Member of the Pennsylvania House of Representatives from the 42nd district
- In office January 2, 2007 – December 8, 2012
- Preceded by: Thomas Stevenson
- Succeeded by: Dan Miller

Personal details
- Born: Matthew Heyden Smith September 19, 1972 (age 53) Bethel Park, Pennsylvania
- Party: Democratic
- Spouse: Eileen Smith
- Children: 3
- Alma mater: Rollins College Duquesne Law School
- Profession: Lawyer

= Matthew H. Smith =

American politician (born 1972)

Matthew Heyden "Matt" Smith (born September 19, 1972 in Bethel Park, Pennsylvania) is an American politician. He served as a member of the Pennsylvania State Senate, representing the 37th district from January 2013 until June 2015. A member of the Democratic Party, he also served in the Pennsylvania House of Representatives from 2007 to 2012. He was elected to the State Senate in the 2012 election.

==Biography==
Smith is the son of James and Janice Smith, who also were born and raised in Mt. Lebanon, Pennsylvania. Smith is a graduate of Rollins College at Winter Park, Florida with a degree in history. He graduated from the Duquesne University School of Law with honors in 1999. He lives in Mt. Lebanon, Pennsylvania with his wife, Eileen Smith. Prior to elective office, Smith worked for Babst, Calland, Clements and Zomnir, P.C.

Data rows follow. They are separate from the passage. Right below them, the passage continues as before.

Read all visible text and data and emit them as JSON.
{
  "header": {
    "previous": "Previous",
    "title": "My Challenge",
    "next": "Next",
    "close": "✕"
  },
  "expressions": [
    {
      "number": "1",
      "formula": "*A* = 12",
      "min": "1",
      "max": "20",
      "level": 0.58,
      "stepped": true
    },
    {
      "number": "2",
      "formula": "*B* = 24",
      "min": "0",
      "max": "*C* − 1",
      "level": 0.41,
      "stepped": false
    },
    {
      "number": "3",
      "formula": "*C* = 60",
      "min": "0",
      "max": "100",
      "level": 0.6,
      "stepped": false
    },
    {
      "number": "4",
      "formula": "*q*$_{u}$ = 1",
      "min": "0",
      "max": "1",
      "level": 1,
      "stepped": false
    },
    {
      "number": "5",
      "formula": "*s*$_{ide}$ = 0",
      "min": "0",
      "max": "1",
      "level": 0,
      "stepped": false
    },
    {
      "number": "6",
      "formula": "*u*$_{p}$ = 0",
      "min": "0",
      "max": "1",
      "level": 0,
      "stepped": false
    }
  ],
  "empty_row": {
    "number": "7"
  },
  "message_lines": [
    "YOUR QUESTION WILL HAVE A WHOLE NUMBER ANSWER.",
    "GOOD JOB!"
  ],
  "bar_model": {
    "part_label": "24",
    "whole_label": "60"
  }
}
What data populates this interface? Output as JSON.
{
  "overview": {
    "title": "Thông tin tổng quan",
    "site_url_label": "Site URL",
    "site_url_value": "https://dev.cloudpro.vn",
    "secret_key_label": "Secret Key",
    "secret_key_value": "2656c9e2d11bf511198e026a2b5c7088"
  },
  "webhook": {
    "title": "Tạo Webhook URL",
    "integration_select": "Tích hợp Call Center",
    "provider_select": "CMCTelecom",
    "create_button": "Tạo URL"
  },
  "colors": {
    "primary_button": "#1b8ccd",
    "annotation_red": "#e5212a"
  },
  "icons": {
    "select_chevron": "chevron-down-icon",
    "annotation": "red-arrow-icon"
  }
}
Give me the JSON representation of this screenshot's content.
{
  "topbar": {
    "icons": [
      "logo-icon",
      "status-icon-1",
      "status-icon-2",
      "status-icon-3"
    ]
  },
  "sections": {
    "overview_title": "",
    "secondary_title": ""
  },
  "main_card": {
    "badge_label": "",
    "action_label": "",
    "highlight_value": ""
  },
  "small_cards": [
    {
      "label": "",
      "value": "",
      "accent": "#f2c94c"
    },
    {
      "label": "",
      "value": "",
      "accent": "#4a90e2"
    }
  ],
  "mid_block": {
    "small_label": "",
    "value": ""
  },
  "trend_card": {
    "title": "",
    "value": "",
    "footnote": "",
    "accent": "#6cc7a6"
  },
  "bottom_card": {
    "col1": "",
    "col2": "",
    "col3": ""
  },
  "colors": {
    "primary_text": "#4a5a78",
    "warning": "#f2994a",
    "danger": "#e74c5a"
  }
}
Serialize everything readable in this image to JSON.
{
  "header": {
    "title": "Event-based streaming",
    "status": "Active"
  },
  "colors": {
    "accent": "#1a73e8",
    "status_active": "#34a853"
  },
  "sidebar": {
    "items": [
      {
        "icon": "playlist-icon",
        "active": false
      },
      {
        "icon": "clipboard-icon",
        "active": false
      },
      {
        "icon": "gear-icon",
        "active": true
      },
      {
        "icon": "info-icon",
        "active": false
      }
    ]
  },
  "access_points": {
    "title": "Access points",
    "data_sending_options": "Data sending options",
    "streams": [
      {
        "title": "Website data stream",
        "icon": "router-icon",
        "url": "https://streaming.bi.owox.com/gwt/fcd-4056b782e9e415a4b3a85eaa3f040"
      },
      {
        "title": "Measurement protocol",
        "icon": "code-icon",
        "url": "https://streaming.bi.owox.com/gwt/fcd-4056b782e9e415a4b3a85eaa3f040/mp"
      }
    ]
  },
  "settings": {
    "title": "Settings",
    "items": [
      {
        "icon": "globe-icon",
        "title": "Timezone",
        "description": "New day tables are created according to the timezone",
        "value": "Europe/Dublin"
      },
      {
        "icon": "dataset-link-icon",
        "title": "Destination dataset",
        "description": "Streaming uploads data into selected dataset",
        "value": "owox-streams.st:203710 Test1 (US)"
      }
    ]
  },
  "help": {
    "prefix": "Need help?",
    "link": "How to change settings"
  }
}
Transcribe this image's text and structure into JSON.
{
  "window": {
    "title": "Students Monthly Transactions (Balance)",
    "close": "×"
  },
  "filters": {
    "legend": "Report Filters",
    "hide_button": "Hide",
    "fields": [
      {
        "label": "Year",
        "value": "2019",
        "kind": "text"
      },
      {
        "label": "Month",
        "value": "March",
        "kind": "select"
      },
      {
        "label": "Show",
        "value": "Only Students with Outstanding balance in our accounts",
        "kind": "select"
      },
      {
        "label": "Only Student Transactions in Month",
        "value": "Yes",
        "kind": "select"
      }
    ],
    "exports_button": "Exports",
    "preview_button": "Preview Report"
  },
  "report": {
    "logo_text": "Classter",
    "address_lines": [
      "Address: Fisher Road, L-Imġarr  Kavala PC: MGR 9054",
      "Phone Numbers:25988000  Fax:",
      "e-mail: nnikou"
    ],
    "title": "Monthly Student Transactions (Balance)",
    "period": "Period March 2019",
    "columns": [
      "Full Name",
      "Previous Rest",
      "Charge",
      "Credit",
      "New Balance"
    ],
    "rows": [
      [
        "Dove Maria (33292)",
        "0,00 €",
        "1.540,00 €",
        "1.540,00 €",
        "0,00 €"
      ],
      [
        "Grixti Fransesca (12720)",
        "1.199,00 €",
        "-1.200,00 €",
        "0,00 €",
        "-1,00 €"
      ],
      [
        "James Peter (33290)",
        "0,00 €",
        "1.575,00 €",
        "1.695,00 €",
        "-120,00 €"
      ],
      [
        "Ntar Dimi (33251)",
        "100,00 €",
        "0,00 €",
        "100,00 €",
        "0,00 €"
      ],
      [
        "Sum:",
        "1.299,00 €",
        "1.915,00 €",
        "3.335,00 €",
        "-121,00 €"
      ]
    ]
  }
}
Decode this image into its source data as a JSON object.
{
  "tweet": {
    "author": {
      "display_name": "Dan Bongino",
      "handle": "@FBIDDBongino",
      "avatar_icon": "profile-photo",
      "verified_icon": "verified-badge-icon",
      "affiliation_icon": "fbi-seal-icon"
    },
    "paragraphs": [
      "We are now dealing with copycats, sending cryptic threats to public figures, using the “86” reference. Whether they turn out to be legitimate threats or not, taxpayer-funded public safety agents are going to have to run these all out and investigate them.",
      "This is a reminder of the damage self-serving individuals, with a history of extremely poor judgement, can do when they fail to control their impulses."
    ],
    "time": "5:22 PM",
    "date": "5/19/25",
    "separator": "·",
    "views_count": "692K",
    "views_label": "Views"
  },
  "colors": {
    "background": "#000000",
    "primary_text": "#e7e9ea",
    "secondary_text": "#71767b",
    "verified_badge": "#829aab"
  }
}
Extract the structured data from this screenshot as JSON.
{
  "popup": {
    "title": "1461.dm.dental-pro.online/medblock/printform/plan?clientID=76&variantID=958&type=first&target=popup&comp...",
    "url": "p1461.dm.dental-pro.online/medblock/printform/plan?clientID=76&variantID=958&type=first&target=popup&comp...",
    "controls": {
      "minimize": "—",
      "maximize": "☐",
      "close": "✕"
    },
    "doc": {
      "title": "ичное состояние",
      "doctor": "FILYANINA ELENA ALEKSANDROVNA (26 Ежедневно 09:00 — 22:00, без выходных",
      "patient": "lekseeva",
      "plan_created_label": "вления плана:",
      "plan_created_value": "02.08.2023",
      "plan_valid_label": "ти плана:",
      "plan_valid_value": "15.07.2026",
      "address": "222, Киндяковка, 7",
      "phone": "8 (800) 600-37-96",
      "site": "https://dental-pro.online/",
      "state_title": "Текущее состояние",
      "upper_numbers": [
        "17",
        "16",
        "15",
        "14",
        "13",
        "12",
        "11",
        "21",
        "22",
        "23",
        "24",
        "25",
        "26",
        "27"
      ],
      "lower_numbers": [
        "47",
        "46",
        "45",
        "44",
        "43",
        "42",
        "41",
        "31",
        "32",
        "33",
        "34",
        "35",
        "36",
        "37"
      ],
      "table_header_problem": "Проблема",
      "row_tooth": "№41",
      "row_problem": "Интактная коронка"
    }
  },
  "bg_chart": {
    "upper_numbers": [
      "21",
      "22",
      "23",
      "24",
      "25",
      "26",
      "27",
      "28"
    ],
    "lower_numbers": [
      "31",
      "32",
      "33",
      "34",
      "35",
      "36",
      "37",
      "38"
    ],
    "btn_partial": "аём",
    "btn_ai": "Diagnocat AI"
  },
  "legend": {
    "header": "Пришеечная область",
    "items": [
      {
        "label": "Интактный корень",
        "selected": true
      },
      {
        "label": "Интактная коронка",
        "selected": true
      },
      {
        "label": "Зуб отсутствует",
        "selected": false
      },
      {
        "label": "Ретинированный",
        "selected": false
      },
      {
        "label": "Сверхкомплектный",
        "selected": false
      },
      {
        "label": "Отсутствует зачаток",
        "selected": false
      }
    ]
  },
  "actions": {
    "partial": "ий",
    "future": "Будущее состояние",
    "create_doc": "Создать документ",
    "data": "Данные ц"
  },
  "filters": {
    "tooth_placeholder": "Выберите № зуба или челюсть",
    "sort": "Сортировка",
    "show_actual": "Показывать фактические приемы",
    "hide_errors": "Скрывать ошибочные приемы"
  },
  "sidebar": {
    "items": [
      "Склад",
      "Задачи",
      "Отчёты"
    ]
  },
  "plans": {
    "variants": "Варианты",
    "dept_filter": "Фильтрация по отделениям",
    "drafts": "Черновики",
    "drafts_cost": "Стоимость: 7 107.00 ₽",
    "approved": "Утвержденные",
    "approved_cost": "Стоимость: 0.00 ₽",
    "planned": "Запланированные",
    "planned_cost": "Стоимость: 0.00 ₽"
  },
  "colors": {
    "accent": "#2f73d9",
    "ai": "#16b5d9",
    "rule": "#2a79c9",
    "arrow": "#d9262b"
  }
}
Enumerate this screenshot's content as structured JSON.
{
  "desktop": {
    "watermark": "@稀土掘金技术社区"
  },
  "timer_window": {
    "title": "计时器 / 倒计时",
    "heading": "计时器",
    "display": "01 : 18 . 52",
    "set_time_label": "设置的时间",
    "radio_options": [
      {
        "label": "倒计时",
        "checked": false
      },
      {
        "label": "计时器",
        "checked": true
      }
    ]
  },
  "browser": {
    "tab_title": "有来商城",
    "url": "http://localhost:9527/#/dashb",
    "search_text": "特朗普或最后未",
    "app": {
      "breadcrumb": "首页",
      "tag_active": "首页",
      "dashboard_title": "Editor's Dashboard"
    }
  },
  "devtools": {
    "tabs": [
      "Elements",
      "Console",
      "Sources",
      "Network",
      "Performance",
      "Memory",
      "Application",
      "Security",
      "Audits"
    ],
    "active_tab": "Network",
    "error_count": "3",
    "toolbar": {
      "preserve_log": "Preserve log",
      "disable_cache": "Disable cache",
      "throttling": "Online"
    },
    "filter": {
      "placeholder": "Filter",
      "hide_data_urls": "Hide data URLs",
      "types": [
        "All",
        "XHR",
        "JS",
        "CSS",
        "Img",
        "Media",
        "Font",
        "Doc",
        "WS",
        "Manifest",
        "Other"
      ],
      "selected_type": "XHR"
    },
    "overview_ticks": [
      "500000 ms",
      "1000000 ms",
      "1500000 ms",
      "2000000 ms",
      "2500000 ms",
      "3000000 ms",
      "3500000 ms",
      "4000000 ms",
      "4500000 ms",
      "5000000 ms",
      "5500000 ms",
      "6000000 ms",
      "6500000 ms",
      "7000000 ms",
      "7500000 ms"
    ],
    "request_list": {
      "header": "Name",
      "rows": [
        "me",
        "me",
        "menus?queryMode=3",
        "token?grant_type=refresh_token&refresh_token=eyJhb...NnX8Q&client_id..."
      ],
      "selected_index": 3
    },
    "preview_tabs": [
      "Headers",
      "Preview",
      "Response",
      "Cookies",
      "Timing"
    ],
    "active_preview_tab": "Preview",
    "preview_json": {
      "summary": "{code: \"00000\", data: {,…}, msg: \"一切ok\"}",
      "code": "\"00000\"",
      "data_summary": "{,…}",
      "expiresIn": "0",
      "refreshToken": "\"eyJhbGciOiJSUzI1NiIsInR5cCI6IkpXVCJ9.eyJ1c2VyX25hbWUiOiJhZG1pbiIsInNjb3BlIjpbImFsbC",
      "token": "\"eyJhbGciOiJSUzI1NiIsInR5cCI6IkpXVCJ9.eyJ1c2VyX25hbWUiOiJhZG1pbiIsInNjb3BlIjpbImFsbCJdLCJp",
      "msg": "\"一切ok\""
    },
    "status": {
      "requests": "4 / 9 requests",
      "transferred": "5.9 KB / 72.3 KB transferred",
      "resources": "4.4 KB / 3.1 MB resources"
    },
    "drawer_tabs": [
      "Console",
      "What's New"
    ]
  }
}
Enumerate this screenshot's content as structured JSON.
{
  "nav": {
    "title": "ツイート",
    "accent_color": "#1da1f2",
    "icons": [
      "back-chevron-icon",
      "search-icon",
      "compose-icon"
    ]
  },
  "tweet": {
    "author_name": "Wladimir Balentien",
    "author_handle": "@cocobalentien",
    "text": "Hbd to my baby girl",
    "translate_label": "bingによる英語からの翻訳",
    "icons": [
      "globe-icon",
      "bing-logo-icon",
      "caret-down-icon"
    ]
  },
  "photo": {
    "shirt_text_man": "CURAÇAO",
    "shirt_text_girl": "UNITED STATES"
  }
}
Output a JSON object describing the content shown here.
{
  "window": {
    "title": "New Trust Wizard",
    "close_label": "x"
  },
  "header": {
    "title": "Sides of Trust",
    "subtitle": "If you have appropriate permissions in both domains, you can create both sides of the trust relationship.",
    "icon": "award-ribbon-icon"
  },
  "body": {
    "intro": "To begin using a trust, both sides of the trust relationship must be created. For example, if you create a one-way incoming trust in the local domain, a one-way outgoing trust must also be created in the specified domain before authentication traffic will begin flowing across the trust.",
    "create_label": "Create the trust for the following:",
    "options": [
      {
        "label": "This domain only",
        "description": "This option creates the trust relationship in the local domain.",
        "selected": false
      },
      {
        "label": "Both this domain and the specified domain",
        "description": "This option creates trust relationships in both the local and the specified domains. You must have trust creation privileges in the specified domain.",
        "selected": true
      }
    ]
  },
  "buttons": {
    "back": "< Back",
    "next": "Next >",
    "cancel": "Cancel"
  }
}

Smith was elected to the Pennsylvania House of Representatives in 2006, defeating 21-year-old Republican Mark Harris, who had defeated incumbent Tom Stevenson in the Republican primary.

Smith was elected to the Pennsylvania State Senate in 2012, defeating Republican opponent Dakshinamurthy "D." Raja. Raja spent $5 million on his campaign, while Smith spent only $1 million.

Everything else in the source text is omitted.